Le nouveau traité de gouvernance s'avère largement insuffisant pour sortir de la crise. Il doit être compatible avec le train de six mesures sur la gouvernance économique et être soutenu par des mesures immédiates pour remédier aux difficultés à court terme de la zone euro, souligne le Parlement dans une résolution adoptée ce jeudi 2 février. Les députés européens se sont néanmoins félicités du fait que le nouveau traité comporte de nombreuses propositions émanant de leurs représentants.


La résolution énonçant les priorités du Parlement européen a été adoptée par 443 voix pour, 124 contre et 75 abstentions. Ce texte intervient après le débat de mercredi sur les résultats du sommet informel avec le Président du Conseil européen, Herman Van Rompuy, et le Président de la Commission, José Manuel Barroso. Ce débat a été dominé par des appels de la majeure partie de l'échiquier politique en faveur d'une action visant à restaurer la croissance et à réduire le chômage.


Un « mieux » loin d'être satisfaisant


La résolution indique que le texte final du traité accepté par les chefs d'État représente une amélioration significative par rapport aux versions antérieures et qu'il prend en compte la demande constante des députés de se concentrer davantage sur la croissance ainsi que sur la rigueur budgétaire et à œuvrer dans le cadre du système normal de l'Union européenne. La résolution se félicite également du fait que le traité réduise le risque d'une UE à deux vitesses et prévoie davantage de contrôle parlementaire par rapport à ce qui était envisagé initialement.


Néanmoins, il aurait été préférable de conclure un accord dans les conditions normales du droit communautaire, souligne la résolution, réaffirmant un argument constamment avancé par les députés, depuis l'évocation de l'idée d'un traité distinct.

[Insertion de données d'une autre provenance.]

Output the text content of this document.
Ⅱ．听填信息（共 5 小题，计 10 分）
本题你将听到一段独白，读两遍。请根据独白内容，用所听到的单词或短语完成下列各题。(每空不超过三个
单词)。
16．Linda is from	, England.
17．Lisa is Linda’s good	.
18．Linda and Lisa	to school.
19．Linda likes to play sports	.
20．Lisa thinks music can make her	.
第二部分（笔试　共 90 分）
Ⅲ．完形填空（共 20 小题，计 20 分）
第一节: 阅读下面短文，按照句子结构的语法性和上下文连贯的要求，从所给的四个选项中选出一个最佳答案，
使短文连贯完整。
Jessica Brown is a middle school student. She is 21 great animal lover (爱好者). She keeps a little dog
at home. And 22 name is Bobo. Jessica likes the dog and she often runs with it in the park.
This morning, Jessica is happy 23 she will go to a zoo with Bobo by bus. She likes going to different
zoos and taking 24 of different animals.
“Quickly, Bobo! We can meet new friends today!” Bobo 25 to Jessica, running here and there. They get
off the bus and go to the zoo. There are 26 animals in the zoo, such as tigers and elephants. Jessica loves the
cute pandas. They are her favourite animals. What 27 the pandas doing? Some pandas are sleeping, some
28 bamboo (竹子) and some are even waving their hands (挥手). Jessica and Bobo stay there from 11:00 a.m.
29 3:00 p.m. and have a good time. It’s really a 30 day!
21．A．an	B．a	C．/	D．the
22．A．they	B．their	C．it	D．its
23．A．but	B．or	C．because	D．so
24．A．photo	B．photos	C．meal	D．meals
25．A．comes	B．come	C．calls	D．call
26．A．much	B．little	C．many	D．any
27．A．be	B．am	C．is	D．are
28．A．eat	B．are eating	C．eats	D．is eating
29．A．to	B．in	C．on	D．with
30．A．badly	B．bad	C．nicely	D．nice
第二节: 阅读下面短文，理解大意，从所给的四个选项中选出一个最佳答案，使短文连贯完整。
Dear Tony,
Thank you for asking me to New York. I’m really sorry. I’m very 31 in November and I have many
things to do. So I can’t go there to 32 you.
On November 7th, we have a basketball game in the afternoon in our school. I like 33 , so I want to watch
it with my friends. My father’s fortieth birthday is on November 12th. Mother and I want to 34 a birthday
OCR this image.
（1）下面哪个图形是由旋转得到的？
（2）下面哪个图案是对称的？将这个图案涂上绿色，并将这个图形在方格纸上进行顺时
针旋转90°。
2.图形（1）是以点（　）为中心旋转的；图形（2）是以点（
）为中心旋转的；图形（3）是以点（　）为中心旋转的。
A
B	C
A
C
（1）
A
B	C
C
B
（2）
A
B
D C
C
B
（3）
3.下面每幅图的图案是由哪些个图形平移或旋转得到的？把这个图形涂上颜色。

Une action rapide s'impose


La résolution insiste sur le fait que la reprise économique exige des mesures spécifiques pour promouvoir la solidarité, l'emploi et la croissance. Une première mesure serait d'établir rapidement un fonds d'amortissement basé sur la proposition faite par les conseillers économiques du gouvernement allemand. D'autres actions consisteraient à introduire des emprunts obligataires pour le financement de projets et à se préparer à mettre en place rapidement des obligations de stabilité ainsi qu'une taxe sur les transactions financières au niveau européen.


Contexte


Le Parlement européen a été pleinement impliqué dans la rédaction du groupe de travail du traité via ses quatre représentants, l' Allemand Elmar Brok (Parti populaire), l'Italien Roberto Gualtieri (Socialistes et démocrates), le Belge Guy Verhofstadt (Libéraux et démocrates) et le Français Daniel Cohn-Bendit (Verts).


Le groupe de travail a travaillé de décembre à janvier pour présenter aux chefs d'État un projet de traité lors du sommet du 30 janvier. Le texte, sur lequel les chefs d'État se sont accordés, va maintenant suivre le processus de ratification normal des États membres qui y ont adhéré.